Create a **private git repo**, from the start of working on this assignment, and both assignment partners should commit all code changes regularly (not all together at the end). Your last git commit should be before submission deadline. How you have gradually built/debugged/fixed your implementation will have some credits, in addition to the final running.

The files and subfolders in the git repo should be as follows.

- 1. src/ should contain your .hpp files, .cpp files and a Makefile. In the src/ folder, \$make should create executables noforward and forward for your two processor types respectively.
- 2. **inputfiles**/ should contain the specific strlen.txt, stringcopy.txt, strncpy.txt etc. that your processor implementation supports.
- 3. **outputfiles**/ should contain the stdout redirected to a file of the same name as the input file, with extensions \_noforward\_out.txt and \_forward\_out.txt respectively.

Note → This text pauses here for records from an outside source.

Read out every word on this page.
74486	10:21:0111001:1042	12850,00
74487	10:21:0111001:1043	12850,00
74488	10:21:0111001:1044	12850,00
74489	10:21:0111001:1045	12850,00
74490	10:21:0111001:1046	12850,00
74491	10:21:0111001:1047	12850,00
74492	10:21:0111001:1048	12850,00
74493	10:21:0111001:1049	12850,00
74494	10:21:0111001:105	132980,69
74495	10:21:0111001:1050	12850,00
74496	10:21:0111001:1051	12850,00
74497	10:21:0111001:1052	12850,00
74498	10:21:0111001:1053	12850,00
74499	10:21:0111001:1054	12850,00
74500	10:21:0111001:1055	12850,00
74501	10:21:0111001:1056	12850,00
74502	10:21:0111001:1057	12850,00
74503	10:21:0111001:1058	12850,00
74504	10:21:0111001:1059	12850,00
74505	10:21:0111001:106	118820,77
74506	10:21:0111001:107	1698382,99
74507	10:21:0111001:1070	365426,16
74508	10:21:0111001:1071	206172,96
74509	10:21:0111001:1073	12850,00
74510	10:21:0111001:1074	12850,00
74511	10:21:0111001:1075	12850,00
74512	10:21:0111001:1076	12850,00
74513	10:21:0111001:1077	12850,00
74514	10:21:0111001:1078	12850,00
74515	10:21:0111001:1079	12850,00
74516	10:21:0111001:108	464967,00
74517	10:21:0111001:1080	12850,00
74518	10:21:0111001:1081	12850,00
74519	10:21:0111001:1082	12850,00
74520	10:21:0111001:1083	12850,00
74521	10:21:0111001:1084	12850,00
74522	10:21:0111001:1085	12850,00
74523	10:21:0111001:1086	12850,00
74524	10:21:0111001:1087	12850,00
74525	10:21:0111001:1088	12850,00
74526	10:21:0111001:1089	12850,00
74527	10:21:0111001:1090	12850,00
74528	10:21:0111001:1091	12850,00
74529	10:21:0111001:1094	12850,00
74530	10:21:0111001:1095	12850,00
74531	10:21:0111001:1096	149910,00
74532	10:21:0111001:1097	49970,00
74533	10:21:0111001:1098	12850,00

You should submit the outputfiles/ folder with the outputs already generated when you run the examples.
- 4. **readme.md** documenting design decisions you took, known issues in your implementation, sources (including chatgpt) you have consulted and how.

We should be able to run the executables in the src/ folder from command line as \$./noforward../inputfiles/filename.txt cyclecount to generate the pipeline diagram on stdout for your nonforwarding processor, for that particular filename, for those number of cyclecounts. Similarly, \$./forward../inputfiles/filename.txt cyclecount should generate pipeline diagram on stdout for the forwarding processor, for that particular filename, for those number of cyclecounts.

At assignment deadline, download the zip from your git repo and submit on Moodle, renaming it as entrynum1\_entrynum2.zip. The internal subfolder structure should be exactly the same for the zip submitted on Moodle, as specified above for the git repo. During demo, the TA will download from Moodle and run. We will also check the commit trail in the git repo to understand how your code gradually progressed over 4 weeks between 2 partners.